A new supply of iPads equipped with video interpreter services is making it easier for patients who don’t speak English to communicate with their providers at Alameda Health System (AHS).

“They are a complete revolution for the Emergency Department,” said Dr. Jeffrey Herrala, an emergency medicine physician at The Wilma Chan Highland Hospital Campus.

Alameda County is one of the most ethnically and linguistically diverse counties in the United States, and many AHS patients arrive with limited ability to communicate in English. AHS’s Department of Interpreter Services provides in-house interpretation in 10 languages, either in person or remotely, and offers access to on-demand, remote interpreters of up to 300 languages.

Remote interpretation requires technology, typically a phone, and technology introduces complications. Physicians and patients often experience difficulty hearing, understanding one another, or even holding phones during critically important and time-sensitive interactions.

“It was time for an equipment upgrade,” said Sambo Ly, manager of interpreter services. “We partnered with physicians in the emergency department before we decided on this particular iPad. Dr. Herrala really stepped up to tell us the issues he’s encountered, and we worked to address those issues. He really cares about communication with patients and understands the barriers.”

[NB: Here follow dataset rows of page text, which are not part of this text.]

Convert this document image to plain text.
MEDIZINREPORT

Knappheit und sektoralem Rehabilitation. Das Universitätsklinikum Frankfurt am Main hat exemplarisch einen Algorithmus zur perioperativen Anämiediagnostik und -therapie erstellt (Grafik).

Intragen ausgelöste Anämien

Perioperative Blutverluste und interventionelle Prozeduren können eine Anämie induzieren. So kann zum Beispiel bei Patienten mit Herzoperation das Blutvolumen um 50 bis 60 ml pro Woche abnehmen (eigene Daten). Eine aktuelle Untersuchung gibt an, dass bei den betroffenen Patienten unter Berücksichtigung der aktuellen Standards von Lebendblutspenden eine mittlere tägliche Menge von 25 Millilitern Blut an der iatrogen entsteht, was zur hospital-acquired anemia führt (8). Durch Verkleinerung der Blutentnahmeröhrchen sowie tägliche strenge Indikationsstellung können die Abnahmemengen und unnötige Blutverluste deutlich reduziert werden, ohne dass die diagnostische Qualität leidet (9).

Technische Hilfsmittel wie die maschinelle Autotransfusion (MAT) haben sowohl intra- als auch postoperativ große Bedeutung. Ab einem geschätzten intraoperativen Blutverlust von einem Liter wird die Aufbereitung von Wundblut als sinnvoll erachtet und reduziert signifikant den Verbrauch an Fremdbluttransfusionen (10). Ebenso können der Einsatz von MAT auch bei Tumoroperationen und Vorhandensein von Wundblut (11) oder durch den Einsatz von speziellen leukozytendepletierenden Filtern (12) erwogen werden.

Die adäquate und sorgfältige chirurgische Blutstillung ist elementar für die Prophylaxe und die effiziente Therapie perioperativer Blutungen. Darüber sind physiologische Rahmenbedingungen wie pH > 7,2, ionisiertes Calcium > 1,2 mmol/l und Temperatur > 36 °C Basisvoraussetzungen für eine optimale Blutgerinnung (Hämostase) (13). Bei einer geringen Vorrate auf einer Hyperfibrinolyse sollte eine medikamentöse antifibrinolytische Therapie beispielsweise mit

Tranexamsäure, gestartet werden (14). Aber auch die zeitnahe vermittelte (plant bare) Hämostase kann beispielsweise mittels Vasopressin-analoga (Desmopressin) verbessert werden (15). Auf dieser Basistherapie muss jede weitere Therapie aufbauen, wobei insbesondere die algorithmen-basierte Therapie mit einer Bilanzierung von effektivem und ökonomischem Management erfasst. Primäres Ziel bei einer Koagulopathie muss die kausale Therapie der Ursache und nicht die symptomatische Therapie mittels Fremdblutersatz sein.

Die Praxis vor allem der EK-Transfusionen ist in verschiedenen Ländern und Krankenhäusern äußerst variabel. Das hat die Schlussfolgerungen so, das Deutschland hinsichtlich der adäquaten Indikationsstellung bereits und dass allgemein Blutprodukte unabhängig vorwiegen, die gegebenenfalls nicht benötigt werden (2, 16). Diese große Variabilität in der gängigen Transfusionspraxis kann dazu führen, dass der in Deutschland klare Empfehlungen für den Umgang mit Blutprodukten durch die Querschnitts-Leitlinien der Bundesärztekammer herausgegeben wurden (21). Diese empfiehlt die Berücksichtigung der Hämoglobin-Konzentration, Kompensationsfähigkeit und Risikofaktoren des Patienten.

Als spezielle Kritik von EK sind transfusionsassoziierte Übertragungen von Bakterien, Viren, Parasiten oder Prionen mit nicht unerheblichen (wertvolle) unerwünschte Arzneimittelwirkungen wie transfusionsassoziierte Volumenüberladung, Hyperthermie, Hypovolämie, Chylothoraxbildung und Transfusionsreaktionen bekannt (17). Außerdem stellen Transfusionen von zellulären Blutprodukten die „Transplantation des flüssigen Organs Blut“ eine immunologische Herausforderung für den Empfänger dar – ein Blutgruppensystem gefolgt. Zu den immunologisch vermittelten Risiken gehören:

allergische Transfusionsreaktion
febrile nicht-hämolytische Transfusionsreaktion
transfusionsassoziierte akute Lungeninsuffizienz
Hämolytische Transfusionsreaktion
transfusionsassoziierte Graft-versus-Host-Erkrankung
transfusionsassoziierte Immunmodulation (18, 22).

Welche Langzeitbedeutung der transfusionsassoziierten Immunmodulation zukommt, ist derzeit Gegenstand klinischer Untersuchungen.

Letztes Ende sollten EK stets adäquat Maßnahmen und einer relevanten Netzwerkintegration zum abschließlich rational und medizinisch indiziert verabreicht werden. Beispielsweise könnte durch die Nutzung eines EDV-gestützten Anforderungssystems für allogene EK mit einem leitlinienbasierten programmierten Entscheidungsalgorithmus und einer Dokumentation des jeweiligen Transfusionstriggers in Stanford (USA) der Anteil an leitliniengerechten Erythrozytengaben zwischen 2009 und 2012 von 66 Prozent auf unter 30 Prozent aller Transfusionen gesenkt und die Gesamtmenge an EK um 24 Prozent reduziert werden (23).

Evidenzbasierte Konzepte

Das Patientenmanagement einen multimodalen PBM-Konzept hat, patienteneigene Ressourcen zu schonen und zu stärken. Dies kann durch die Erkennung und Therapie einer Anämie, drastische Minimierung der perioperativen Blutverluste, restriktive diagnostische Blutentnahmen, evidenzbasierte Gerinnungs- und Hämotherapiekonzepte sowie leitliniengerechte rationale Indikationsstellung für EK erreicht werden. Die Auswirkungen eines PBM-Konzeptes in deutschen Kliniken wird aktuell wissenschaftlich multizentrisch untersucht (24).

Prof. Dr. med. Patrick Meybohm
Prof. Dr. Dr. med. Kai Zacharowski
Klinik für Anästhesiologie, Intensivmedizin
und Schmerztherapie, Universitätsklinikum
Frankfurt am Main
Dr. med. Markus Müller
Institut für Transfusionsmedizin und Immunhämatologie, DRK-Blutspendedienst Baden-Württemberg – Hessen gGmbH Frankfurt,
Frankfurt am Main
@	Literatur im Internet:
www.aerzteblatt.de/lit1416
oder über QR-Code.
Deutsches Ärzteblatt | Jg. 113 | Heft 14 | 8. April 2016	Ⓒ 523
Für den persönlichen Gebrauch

The new iPads are configured with a video interpretation application called Propio. AHS interpreters are still the first line of interpretation – via the app or in person – but Propio provides an additional roster of interpreters who can be pulled in as needed.

“The ease of use is a game changer,” said Dr. Justin Moore, director of emergency department innovation at AHS. “Just being able to get an interpreter with one click of a button saves a significant amount of time for each provider each day.”

Providers say that their patients seem to like the experience of using the iPad and that they’re able to communicate more expressively.

“It feels as if the lens I was looking through before was extremely narrow. And suddenly, it’s a lot wider,” said Dr. Herrala.

The iPads are especially useful for patients who use American Sign Language (ASL). Dr. Herrala recently received an ASL-speaking patient who came in complaining of dizziness, a notoriously complicated symptom to treat because it can be caused by a wide range of potential diagnoses – from mild dehydration to stroke.

“This patient had a very, very detailed description of her dizziness symptoms, and I was able to diagnose her with vertigo. Without the video interpretation and a better history, it could have easily been stroke and would have meant her coming to the hospital unnecessarily. With vertigo, you can go home with exercise and medications versus an unnecessary hospitalization for an MRI and neurology consultation, which would have been tedious for the patient,” he said.

Several of the new iPads are circulating now, and another 194 will be rolled out across the system soon.

Dr. Herrala says the iPads are an example of providers speaking up to advocate for resources that can have a significant impact on patient care and a responsive administration that’s listening.

“Your voice will be heard,” he said. “The leadership here really cares.”